LIMA BELAS-LAQUETA
Lima belas
Tidak seperti dugaan Laqueta sebelumnya, ternyata orang tua Meesam sangat baik, mereka menerima Laqueta tanpa ada kata-kata sinis maupun sindiran. Ternyata tebakannya salah 100% dan membuat Laqueta merasa bersalah.
Alish yang merupakan adik Meesam juga baik padanya, tidak seperti dugaannya bahwa saudara Meesam akan mengomentari kehidupannya. Lagi-lagi Laqueta merasa bersalah.
Kini Laqueta mendengarkan segala cerita dari Alish, tentang sekolahnya, pacar dan juga tunangannya. Laqueta sedikit terkejut karena diusia muda, Alish sudah memiliki tunangan dan juga pacar, Laqueta tidak menyangka, ternyata adiknya Meesam itu playgirl.
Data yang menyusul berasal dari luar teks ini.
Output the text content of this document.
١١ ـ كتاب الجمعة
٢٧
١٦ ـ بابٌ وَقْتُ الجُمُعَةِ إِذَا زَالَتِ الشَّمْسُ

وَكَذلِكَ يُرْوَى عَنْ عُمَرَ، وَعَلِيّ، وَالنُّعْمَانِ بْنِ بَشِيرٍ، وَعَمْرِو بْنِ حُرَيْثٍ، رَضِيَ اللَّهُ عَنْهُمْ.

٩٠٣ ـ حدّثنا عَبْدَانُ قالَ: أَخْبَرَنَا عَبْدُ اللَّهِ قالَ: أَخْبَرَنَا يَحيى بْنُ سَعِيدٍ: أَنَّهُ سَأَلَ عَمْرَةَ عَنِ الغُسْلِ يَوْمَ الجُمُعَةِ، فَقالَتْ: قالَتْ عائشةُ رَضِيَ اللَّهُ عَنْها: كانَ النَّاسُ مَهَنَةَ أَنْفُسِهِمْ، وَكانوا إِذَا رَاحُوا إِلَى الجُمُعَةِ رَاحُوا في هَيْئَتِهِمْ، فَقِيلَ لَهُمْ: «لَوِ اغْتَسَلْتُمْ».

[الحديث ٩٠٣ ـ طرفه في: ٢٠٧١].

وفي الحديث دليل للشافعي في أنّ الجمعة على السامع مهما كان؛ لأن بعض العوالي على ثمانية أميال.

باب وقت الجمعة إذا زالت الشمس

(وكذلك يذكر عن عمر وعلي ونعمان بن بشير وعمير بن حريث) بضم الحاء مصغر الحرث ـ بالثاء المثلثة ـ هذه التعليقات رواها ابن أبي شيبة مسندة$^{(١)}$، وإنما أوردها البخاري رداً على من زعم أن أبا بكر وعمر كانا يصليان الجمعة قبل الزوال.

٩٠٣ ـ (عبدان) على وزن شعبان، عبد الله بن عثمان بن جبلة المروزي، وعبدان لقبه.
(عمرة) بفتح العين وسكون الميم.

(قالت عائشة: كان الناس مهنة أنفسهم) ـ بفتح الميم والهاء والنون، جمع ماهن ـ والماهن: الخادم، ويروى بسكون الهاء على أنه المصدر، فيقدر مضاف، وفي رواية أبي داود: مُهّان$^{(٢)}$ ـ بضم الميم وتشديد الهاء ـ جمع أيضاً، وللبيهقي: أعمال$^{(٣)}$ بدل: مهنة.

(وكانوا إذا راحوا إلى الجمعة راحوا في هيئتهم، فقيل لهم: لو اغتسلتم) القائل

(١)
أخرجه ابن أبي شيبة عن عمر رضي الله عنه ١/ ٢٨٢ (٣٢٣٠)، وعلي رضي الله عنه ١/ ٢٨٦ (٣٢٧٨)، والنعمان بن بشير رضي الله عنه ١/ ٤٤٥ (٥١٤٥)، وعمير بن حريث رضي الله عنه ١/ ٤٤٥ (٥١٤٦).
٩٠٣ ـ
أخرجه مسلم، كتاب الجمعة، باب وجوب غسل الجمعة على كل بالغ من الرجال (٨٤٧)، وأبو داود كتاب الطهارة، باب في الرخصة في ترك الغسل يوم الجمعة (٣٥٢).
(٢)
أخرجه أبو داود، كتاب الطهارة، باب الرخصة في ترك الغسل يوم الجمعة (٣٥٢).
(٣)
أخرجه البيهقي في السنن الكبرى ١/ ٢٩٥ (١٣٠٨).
Tidak seperti kakaknya yang ... ah sudahlah.
"Jadi tunangan kamu tau kalau kamu sudah punya pacar dan pacar kamu juga tau kalau kamu udah punya tunangan?" Alish mengangguk dengan semangat.
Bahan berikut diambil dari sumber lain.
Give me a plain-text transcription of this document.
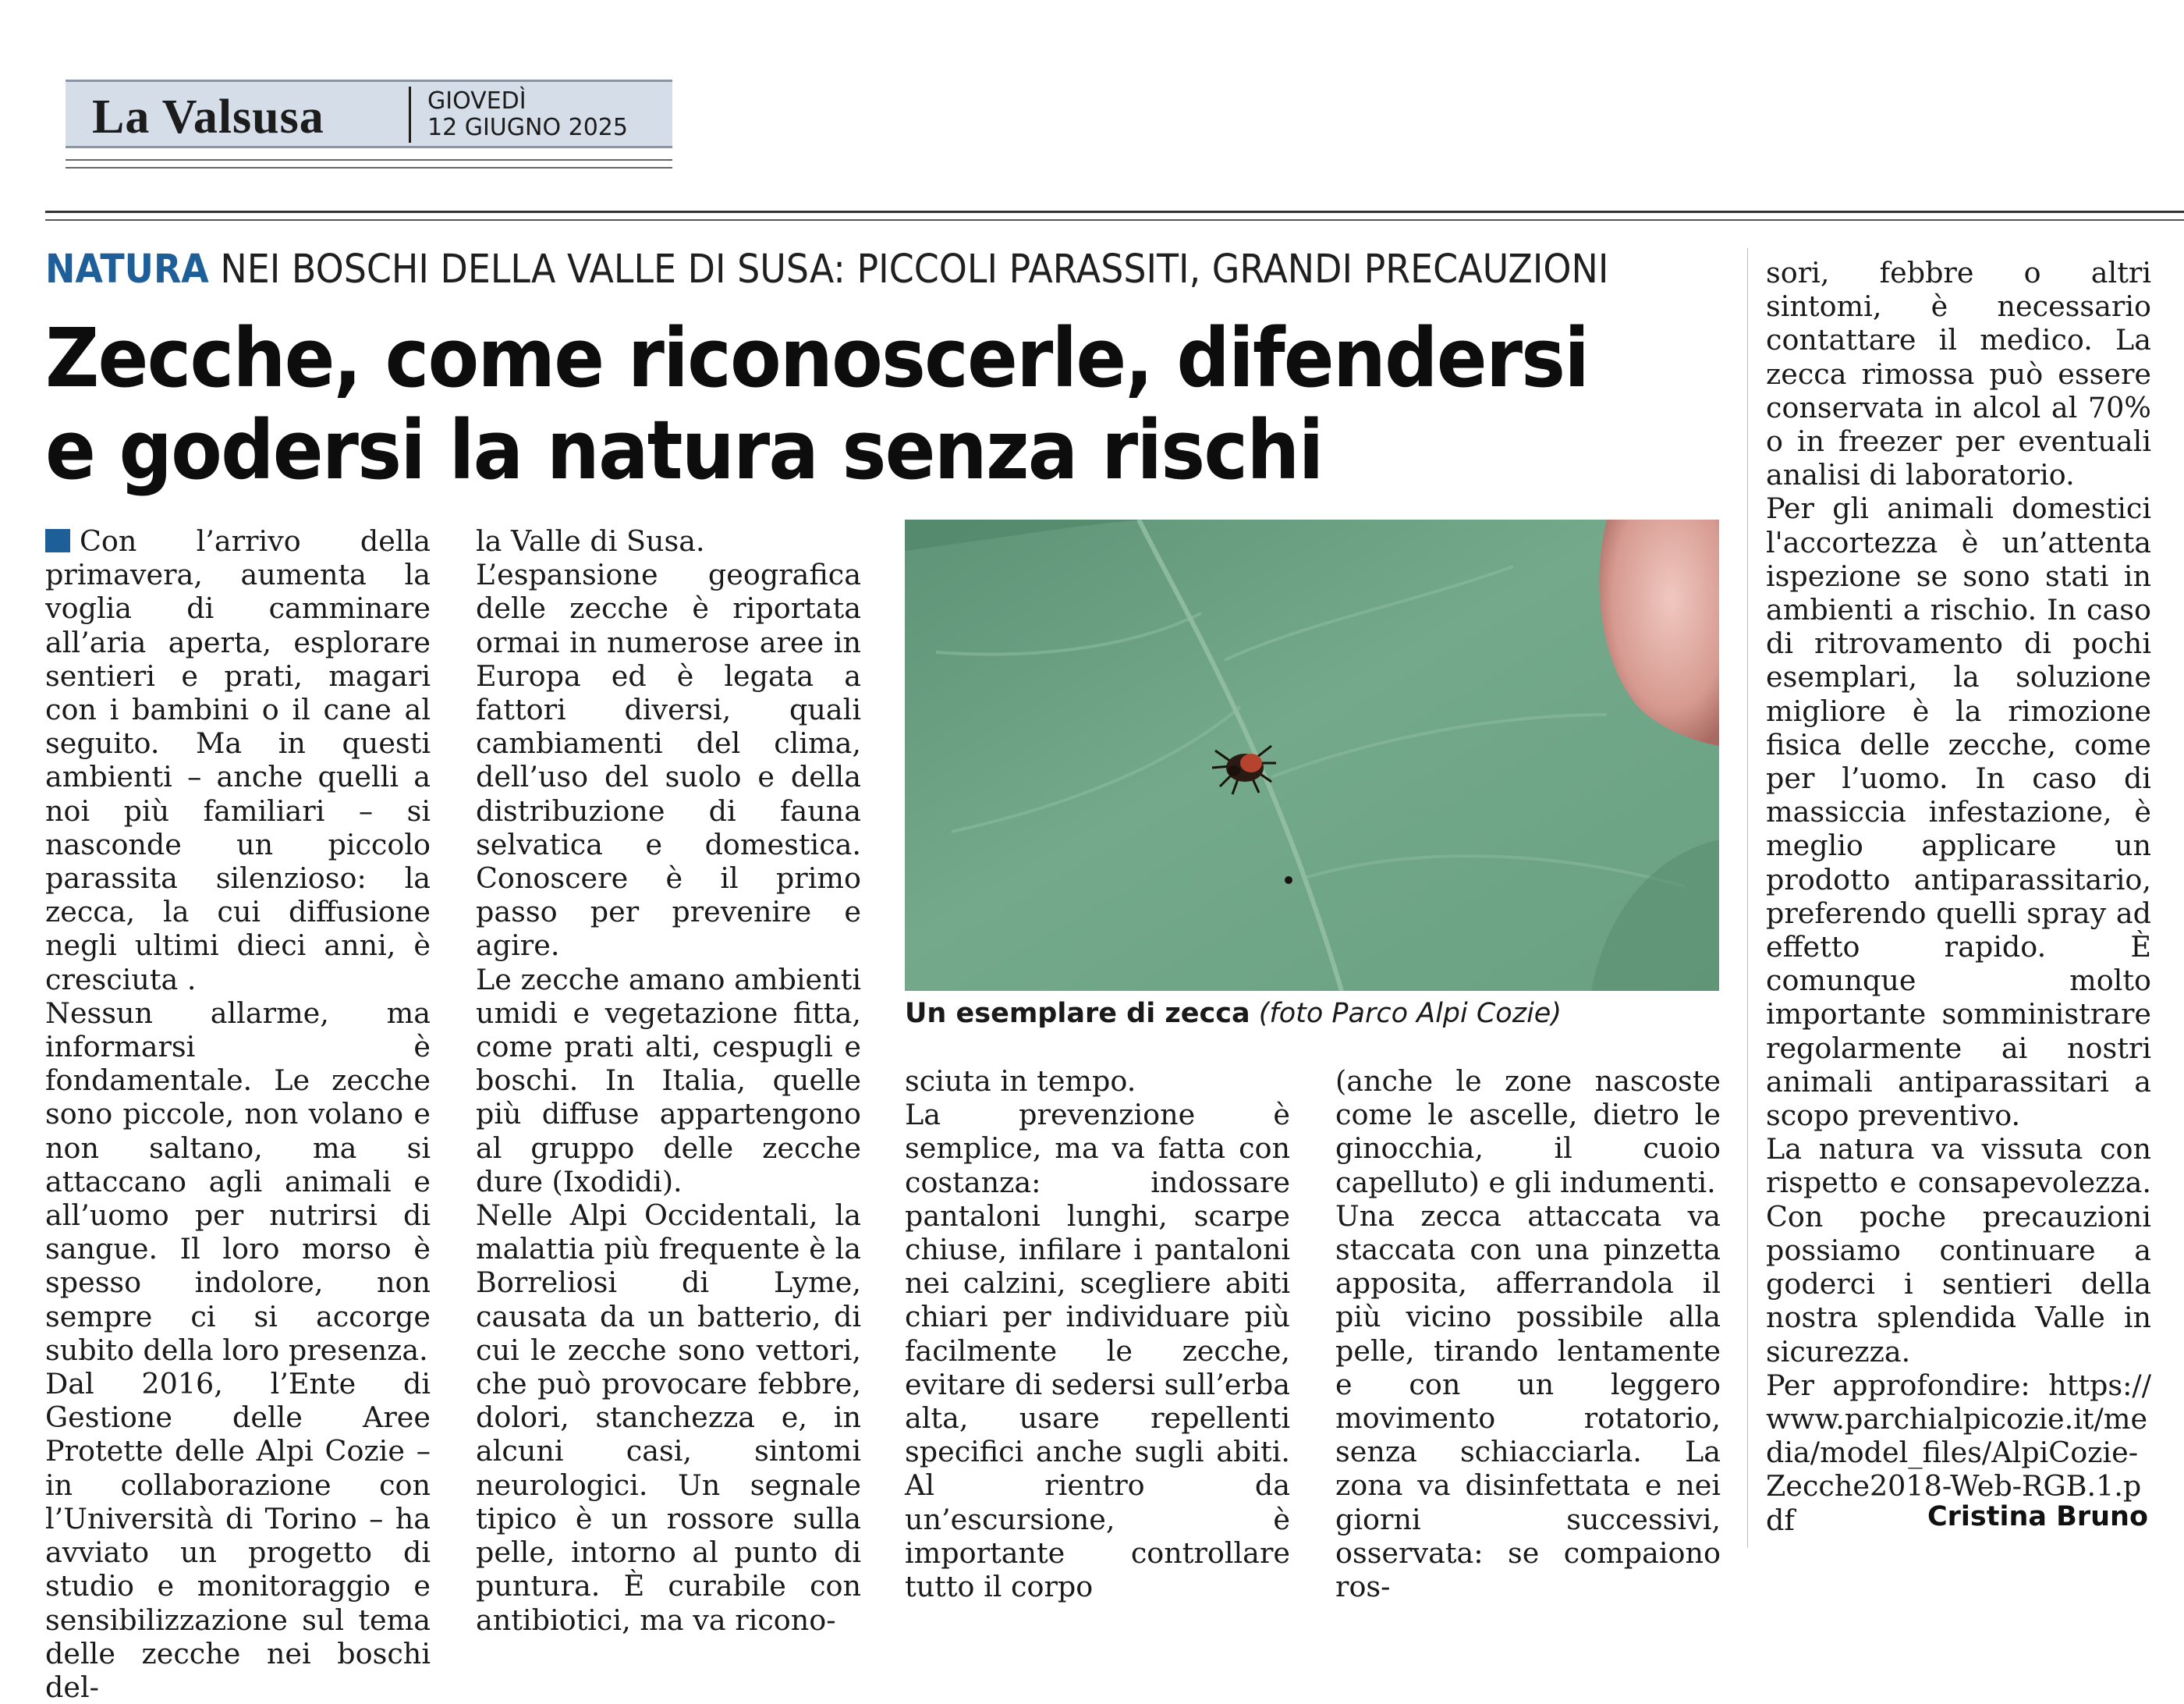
La Valsusa	GIOVEDÌ
12 GIUGNO 2025
NATURA NEI BOSCHI DELLA VALLE DI SUSA: PICCOLI PARASSITI, GRANDI PRECAUZIONI
Zecche, come riconoscerle, difendersi
e godersi la natura senza rischi

Con l’arrivo della primavera, aumenta la voglia di camminare all’aria aperta, esplorare sentieri e prati, magari con i bambini o il cane al seguito. Ma in questi ambienti – anche quelli a noi più familiari – si nasconde un piccolo parassita silenzioso: la zecca, la cui diffusione negli ultimi dieci anni, è cresciuta .

Nessun allarme, ma informarsi è fondamentale. Le zecche sono piccole, non volano e non saltano, ma si attaccano agli animali e all’uomo per nutrirsi di sangue. Il loro morso è spesso indolore, non sempre ci si accorge subito della loro presenza.

Dal 2016, l’Ente di Gestione delle Aree Protette delle Alpi Cozie – in collaborazione con l’Università di Torino – ha avviato un progetto di studio e monitoraggio e sensibilizzazione sul tema delle zecche nei boschi del-

la Valle di Susa.

L’espansione geografica delle zecche è riportata ormai in numerose aree in Europa ed è legata a fattori diversi, quali cambiamenti del clima, dell’uso del suolo e della distribuzione di fauna selvatica e domestica. Conoscere è il primo passo per prevenire e agire.

Le zecche amano ambienti umidi e vegetazione fitta, come prati alti, cespugli e boschi. In Italia, quelle più diffuse appartengono al gruppo delle zecche dure (Ixodidi).

Nelle Alpi Occidentali, la malattia più frequente è la Borreliosi di Lyme, causata da un batterio, di cui le zecche sono vettori, che può provocare febbre, dolori, stanchezza e, in alcuni casi, sintomi neurologici. Un segnale tipico è un rossore sulla pelle, intorno al punto di puntura. È curabile con antibiotici, ma va ricono-

Un esemplare di zecca (foto Parco Alpi Cozie)

sciuta in tempo.

La prevenzione è semplice, ma va fatta con costanza: indossare pantaloni lunghi, scarpe chiuse, infilare i pantaloni nei calzini, scegliere abiti chiari per individuare più facilmente le zecche, evitare di sedersi sull’erba alta, usare repellenti specifici anche sugli abiti. Al rientro da un’escursione, è importante controllare tutto il corpo

(anche le zone nascoste come le ascelle, dietro le ginocchia, il cuoio capelluto) e gli indumenti.

Una zecca attaccata va staccata con una pinzetta apposita, afferrandola il più vicino possibile alla pelle, tirando lentamente e con un leggero movimento rotatorio, senza schiacciarla. La zona va disinfettata e nei giorni successivi, osservata: se compaiono ros-

sori, febbre o altri sintomi, è necessario contattare il medico. La zecca rimossa può essere conservata in alcol al 70% o in freezer per eventuali analisi di laboratorio.

Per gli animali domestici l'accortezza è un’attenta ispezione se sono stati in ambienti a rischio. In caso di ritrovamento di pochi esemplari, la soluzione migliore è la rimozione fisica delle zecche, come per l’uomo. In caso di massiccia infestazione, è meglio applicare un prodotto antiparassitario, preferendo quelli spray ad effetto rapido. È comunque molto importante somministrare regolarmente ai nostri animali antiparassitari a scopo preventivo.

La natura va vissuta con rispetto e consapevolezza. Con poche precauzioni possiamo continuare a goderci i sentieri della nostra splendida Valle in sicurezza.

Per approfondire: https://www.parchialpicozie.it/media/model_files/AlpiCozie-Zecche2018-Web-RGB.1.pdf	Cristina Bruno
"Iya Kak, tapi di rumah ini nggak ada yang tau loh selain kakak. Kakak harus janji, jangan ngasih tau siapapun!" pinta Alish dan langsung diiyakan oleh Laqueta. Lagipula Laqueta yakin, Alish pasti bisa menjalani kehidupannya sendiri, kalau ia ikut campur justru akan terjadi masalah.
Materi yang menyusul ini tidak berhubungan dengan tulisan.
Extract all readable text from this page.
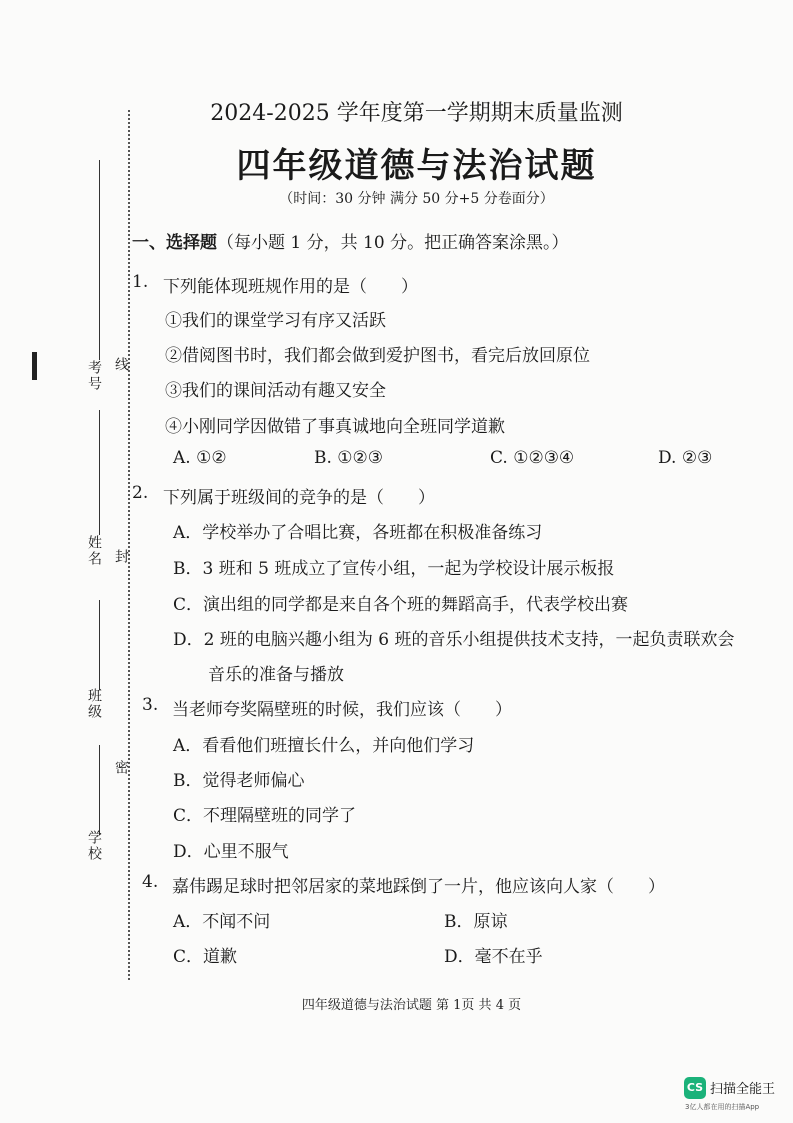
考号 线
姓名 封
班级
密
学校
2024-2025 学年度第一学期期末质量监测
四年级道德与法治试题
（时间：30 分钟 满分 50 分+5 分卷面分）
一、选择题（每小题 1 分，共 10 分。把正确答案涂黑。）
1. 下列能体现班规作用的是（　　）
①我们的课堂学习有序又活跃
②借阅图书时，我们都会做到爱护图书，看完后放回原位
③我们的课间活动有趣又安全
④小刚同学因做错了事真诚地向全班同学道歉
A. ①②	B. ①②③	C. ①②③④	D. ②③
2. 下列属于班级间的竞争的是（　　）
A．学校举办了合唱比赛，各班都在积极准备练习
B．3 班和 5 班成立了宣传小组，一起为学校设计展示板报
C．演出组的同学都是来自各个班的舞蹈高手，代表学校出赛
D．2 班的电脑兴趣小组为 6 班的音乐小组提供技术支持，一起负责联欢会
音乐的准备与播放
3. 当老师夸奖隔壁班的时候，我们应该（　　）
A．看看他们班擅长什么，并向他们学习
B．觉得老师偏心
C．不理隔壁班的同学了
D．心里不服气
4. 嘉伟踢足球时把邻居家的菜地踩倒了一片，他应该向人家（　　）
A．不闻不问	B．原谅
C．道歉	D．毫不在乎
四年级道德与法治试题 第 1页 共 4 页
CS 扫描全能王
3亿人都在用的扫描App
"Alish, Laqueta ke sini untuk ketemu Mama, bukan kamu." Ambar yang baru datang langsung protes pada anak gadisnya itu, Ambar ingin mengenal Laqueta agar mereka bisa lebih dekat tetapi Alish malah membawa Laqueta pergi ke kamarnya.
"Untuk ketemu Alish juga dong, Ma. Kak Laqueta akan jadi kakak ipar Alish," balas Alish lalu membaringkan tubuhnya, di luar ia kelihatan baik-baik saja, tetapi hatinya sangat gelisah, takut jika Ambar mendengar pembicaraannya dengan Laqueta tadi.
"Laqueta ikut Tante dulu yuk, biarin aja Alish sendiri."
"Teganya engkau Ibunda," sindir Alish langsung.
Ambar tidak memperdulikan ucapan Alish sedangkan Laqueta langsung turun dari tempat tidur Alish dan mengikuti Ambar yang membawanya ke taman.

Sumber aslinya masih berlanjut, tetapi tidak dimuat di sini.